We hope you now understand that, combined with a long-term investment outlook, regular instalments allow you to control risk while still generating significantly higher returns than conventional savings schemes or guaranteed investments.

Example (continued)

Let’s take another look at investor A and imagine that, instead of investing €50,000 once in 2007, they invested €5,000 at the end of July every year for 10 years. In this scenario, investor A suffered heavy losses only on the first €10,000 until the worst of the crisis passed in 2009. This means that 80% of the total amount was not impacted by this particularly rocky period. They may have not fared as well as investor B when they sold their shares on 31 July 2018, but they still ended up with €72,725 – making a 45.5% gain instead of a 10% loss (see Graph 2).

Graph 2 – Cumulative annual investment strategy
(investment of €5,000 once a year for 10 years)

Graph 2 legend: evolution over time of a €5,000 investment made in July every year for 10 years (see the graph for exact dates) on a tracker replicating the performance of the CAC 40 index, until the accumulated shares were sold on 31 July 2018. This graph shows how the investment performed based solely on changes in the CAC 40 index price (CAC 40 price, Euronext Paris stock exchange listing), independent of any charges or fees that may be linked to this investment. This graph is for illustration purposes only and does not constitute an offer to sell.

Following the same logic, investor A would have been better off investing €416.70 every month instead of making one €5,000 investment each July. As shown in Graph 3, they would have received €73,555 on 31 July 2018, a gain of 47.1%.

Graph 3 – Cumulative monthly investment strategy
(investment of €416.70/month for 120 months)

Graph 3 legend: evolution of an investment of €416.70 a month for 120 months, starting on July 2007, on a tracker replicating the performance of the CAC 40 index, until the accumulated shares were sold on 31 July 2018. This graph shows how the investment performed based solely on changes in the CAC 40 index price (CAC 40 price, Euronext Paris stock exchange listing), independent of any charges or fees that may be linked to this investment. This graph is for illustration purposes only and does not constitute an offer to sell.
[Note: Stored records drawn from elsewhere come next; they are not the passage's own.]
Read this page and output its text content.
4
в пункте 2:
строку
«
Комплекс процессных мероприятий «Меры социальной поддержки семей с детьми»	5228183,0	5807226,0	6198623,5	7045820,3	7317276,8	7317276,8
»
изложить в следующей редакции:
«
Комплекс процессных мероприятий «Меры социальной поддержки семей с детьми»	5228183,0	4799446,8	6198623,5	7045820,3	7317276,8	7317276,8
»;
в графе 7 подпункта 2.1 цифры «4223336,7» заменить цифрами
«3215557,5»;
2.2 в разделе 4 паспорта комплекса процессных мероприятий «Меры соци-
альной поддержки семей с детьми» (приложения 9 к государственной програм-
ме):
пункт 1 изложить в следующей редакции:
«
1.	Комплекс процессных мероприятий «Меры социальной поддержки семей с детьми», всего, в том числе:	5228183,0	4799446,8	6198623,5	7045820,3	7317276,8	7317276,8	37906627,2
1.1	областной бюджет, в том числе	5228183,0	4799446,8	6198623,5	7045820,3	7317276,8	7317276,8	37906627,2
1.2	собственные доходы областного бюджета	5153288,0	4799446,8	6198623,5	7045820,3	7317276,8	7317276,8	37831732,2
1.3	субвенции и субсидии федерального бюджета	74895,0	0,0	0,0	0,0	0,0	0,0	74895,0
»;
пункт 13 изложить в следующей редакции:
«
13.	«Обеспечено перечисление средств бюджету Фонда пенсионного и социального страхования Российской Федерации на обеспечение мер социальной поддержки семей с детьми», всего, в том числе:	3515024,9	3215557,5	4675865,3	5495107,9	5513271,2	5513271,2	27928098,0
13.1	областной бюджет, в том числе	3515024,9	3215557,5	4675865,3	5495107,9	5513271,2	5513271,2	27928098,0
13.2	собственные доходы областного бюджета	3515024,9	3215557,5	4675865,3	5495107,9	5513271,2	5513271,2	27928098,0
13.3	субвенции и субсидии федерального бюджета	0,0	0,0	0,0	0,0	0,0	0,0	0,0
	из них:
Graph 4 below compares the three long-term investment strategies shown in the previous graphs.

Graph 4 – Summary of the investment strategies

Graph 4 legend: comparison of Graphs 1, 2 and 3 showing different investment strategies on a tracker replicating the performance of the CAC 40 index between 3 July 2007 and 31 July 2018. This graph shows how the investment strategies performed based solely on changes in the CAC 40 index price (CAC 40 price, Euronext Paris stock exchange listing), independent of any charges or fees that may be linked to these investments. This graph is for illustration purposes only and does not constitute an offer to sell.

We’ll let you decide whether the better yield prospects are worth the risks involved, and don’t forget that past performance is not a reliable indicator of future results. As our final piece of advice, we would like to stress the importance of seeking help from a professional, especially if you are taking your first steps into the world of investment. Good luck!